|
Bunu da aşacağız…

Ulusal Jeofizik ve Volkanoloji Enstitüsü (INGV) Başkanı Carlo Doglioni, İtalyan ‘Corriere Della Serra gazetesine yaptığı açıklamada şöyle diyor; “Anadolu levhası Arap levhasına göre, kuzeydoğu-güneybatı yönünde en az üç metre hareket etti. Ve bu hareket 30-40 saniye içinde gerçekleşti. Sanki Türkiye hareket etti”…

“Türkiye 3 metre hareket etti”
ne demektir size bırakıyorum…

“Yüzyılın felaketi” olarak tarif edilen depremin yıkıcılığı yaşamayanlara nasıl anlatılabilir? Afetin sıra dışılığını tam kavramalıyız…
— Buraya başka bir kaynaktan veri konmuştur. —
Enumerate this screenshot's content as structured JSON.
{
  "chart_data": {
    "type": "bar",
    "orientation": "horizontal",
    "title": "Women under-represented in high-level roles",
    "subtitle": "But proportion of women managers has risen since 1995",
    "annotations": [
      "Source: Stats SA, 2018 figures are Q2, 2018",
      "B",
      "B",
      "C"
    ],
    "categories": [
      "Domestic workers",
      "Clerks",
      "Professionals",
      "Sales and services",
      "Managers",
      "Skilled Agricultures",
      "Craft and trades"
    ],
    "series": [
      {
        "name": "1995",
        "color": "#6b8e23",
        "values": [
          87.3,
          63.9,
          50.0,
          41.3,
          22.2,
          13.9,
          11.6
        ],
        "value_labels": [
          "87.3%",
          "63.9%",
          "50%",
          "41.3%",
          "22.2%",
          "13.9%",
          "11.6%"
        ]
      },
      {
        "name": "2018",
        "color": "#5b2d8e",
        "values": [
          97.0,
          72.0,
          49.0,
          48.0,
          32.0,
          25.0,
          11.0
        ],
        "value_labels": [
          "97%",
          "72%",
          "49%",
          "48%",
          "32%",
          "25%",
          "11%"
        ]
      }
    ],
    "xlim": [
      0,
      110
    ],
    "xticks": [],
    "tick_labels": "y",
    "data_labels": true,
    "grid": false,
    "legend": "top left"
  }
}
Hemen tüm uzmanlar bu şiddet ve çapta bir deprem beklemediklerini söylediler. Eskiden, “a ilinde deprem oldu, b-c-d illerinde de hissedildi” diye haberler yazılırdı. Burada,
sanki 10 ilde aynı anda ve aynı şiddette 10 ayrı deprem olmuş gibi
. Düşünün ki, hadi Suriye yakındır saymayalım, İsrail ve Kahire’de hissediliyor! Afet tabiatı itibariyle olağanüstüdür ama bu bambaşka bir şey…
Prof. Dr. Övgün Ahmet Ercan’ın, “Olağanüstü bir durum yaşanıyor.
Tüm yeryüzünde böyle bir deprem görülmedi”
ifadesini de not edelim.

Bilim insanları için bu tür bir vaka ilgi çekicidir. Aynı zamanda hepsinin şaşırdığını da gözlemliyoruz. Bölgede deprem olacağına ilişkin öngörülerde hiçbirinin yanılmadığı ortada. Nasıl olduğunu tarif edebiliyorlar. Ama biçimi onları da afallatmış durumda.
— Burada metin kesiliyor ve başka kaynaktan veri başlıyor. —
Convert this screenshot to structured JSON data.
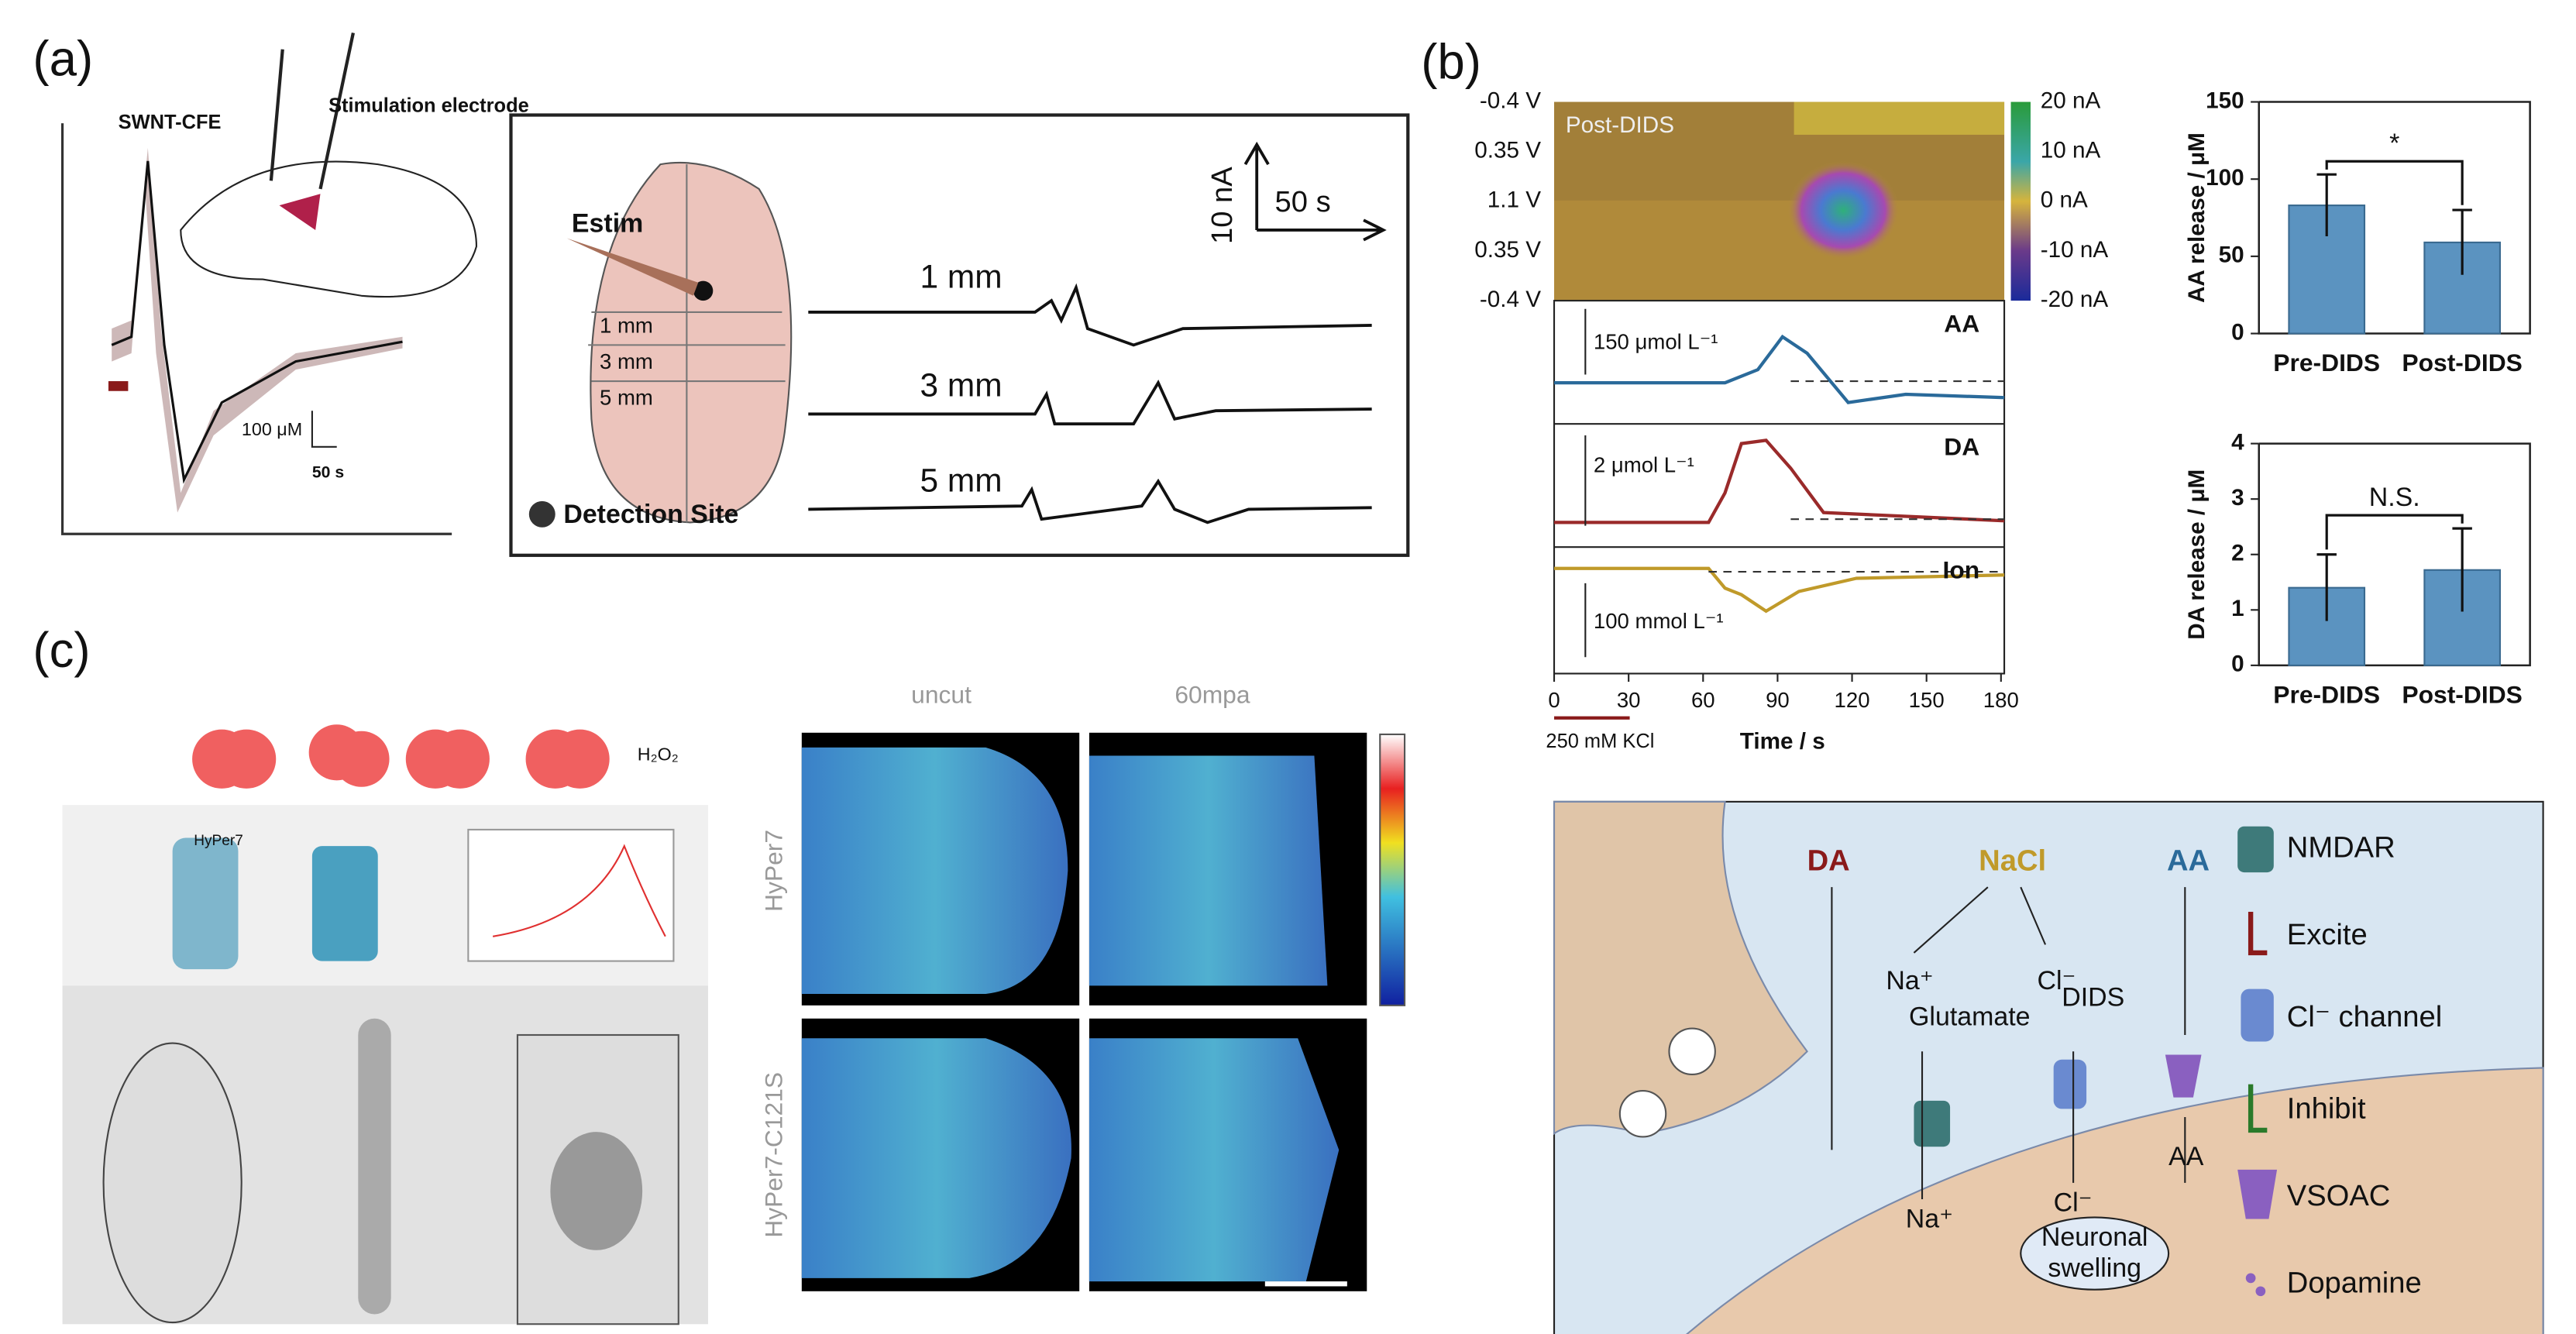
{
  "panel_a": {
    "label": "(a)",
    "probe": "SWNT-CFE",
    "electrode": "Stimulation electrode",
    "scale_y": "100 μM",
    "scale_x": "50 s",
    "estim": "Estim",
    "depths": [
      "1 mm",
      "3 mm",
      "5 mm"
    ],
    "detection": "Detection Site",
    "trace_scale_y": "10 nA",
    "trace_scale_x": "50 s"
  },
  "panel_b": {
    "label": "(b)",
    "heatmap_title": "Post-DIDS",
    "potentials": [
      "-0.4 V",
      "0.35 V",
      "1.1 V",
      "0.35 V",
      "-0.4 V"
    ],
    "colorbar": [
      "20 nA",
      "10 nA",
      "0 nA",
      "-10 nA",
      "-20 nA"
    ],
    "traces": [
      {
        "name": "AA",
        "scale": "150 μmol L⁻¹"
      },
      {
        "name": "DA",
        "scale": "2 μmol L⁻¹"
      },
      {
        "name": "Ion",
        "scale": "100 mmol L⁻¹"
      }
    ],
    "time_axis": {
      "label": "Time / s",
      "xlim": [
        0,
        180
      ],
      "xticks": [
        0,
        30,
        60,
        90,
        120,
        150,
        180
      ]
    },
    "stimulus": "250 mM KCl"
  },
  "chart_data": [
    {
      "type": "bar",
      "ylabel": "AA release / μM",
      "categories": [
        "Pre-DIDS",
        "Post-DIDS"
      ],
      "values": [
        83,
        59
      ],
      "errors": [
        20,
        21
      ],
      "color": "#5b93c0",
      "ylim": [
        0,
        150
      ],
      "yticks": [
        0,
        50,
        100,
        150
      ],
      "annotation": "*"
    },
    {
      "type": "bar",
      "ylabel": "DA release / μM",
      "categories": [
        "Pre-DIDS",
        "Post-DIDS"
      ],
      "values": [
        1.4,
        1.72
      ],
      "errors": [
        0.6,
        0.75
      ],
      "color": "#5b93c0",
      "ylim": [
        0,
        4
      ],
      "yticks": [
        0,
        1,
        2,
        3,
        4
      ],
      "annotation": "N.S."
    }
  ],
  "panel_c": {
    "label": "(c)",
    "molecule": "H₂O₂",
    "sensor": "HyPer7",
    "columns": [
      "uncut",
      "60mpa"
    ],
    "rows": [
      "HyPer7",
      "HyPer7-C121S"
    ]
  },
  "schematic": {
    "labels": [
      "DA",
      "NaCl",
      "AA"
    ],
    "na_in": "Na⁺",
    "cl_in": "Cl⁻",
    "glutamate": "Glutamate",
    "dids": "DIDS",
    "na_out": "Na⁺",
    "cl_out": "Cl⁻",
    "aa_out": "AA",
    "swelling": [
      "Neuronal",
      "swelling"
    ],
    "legend": [
      "NMDAR",
      "Excite",
      "Cl⁻ channel",
      "Inhibit",
      "VSOAC",
      "Dopamine"
    ]
  }
}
Japon Deprem Uzmanı Yoshinori Moriwaki’nin;
“Son üç yıldır Türkiye’deki depremlerin şiddeti artıyor”
açıklamasını da ayrı yere koyup, üzerine düşünmeliyiz…

Keza, ‘Danimarka ve Grönland Jeolojik Araştırma Merkezi’nden sismolog Tina Larsen’in, “Türkiye’deki depremler sismograflarda açıkça kaydedildi. Sarsıntı, başladıktan beş dakika sonra Bornholm Adası’ndaki sismografa ulaştı, sekiz dakika sonra sarsıntı Grönland’ın doğu yakasına ulaştı ve tüm Grönland’da daha da yayıldı” sözleri de öyle…

Cumhurbaşkanı Erdoğan’ın dün yaptığı açıklamada da sıra dışılığın/etki alanının işaretlerini bulabiliriz; “Uzmanlar bu iki depremin, birbirinden bağımsız ama birbirini tetikleyen ve
dünyada örneği olmayan istisnai yer hareketleri
olarak tarif ediyorlar. Her iki deprem de yeryüzünde 7 kilometre gibi, yıkımın şiddetini katlayarak artıran yakınlıkta yaşanmıştır. Kırılan fayların uzunluğu itibariyle de bu depremler benzerlerine göre çok geniş alanda çok büyük yıkıma sebebiyet vermiştir. Dolayısıyla,
sadece Cumhuriyet tarihimizin değil, coğrafyamızın ve dünyanın en büyük felaketlerinden biriyle karşı karşıyayız”…

‘YETERSİZLİK’ İLE ‘YETEMEMEK’ ARASINDAKİ FARK…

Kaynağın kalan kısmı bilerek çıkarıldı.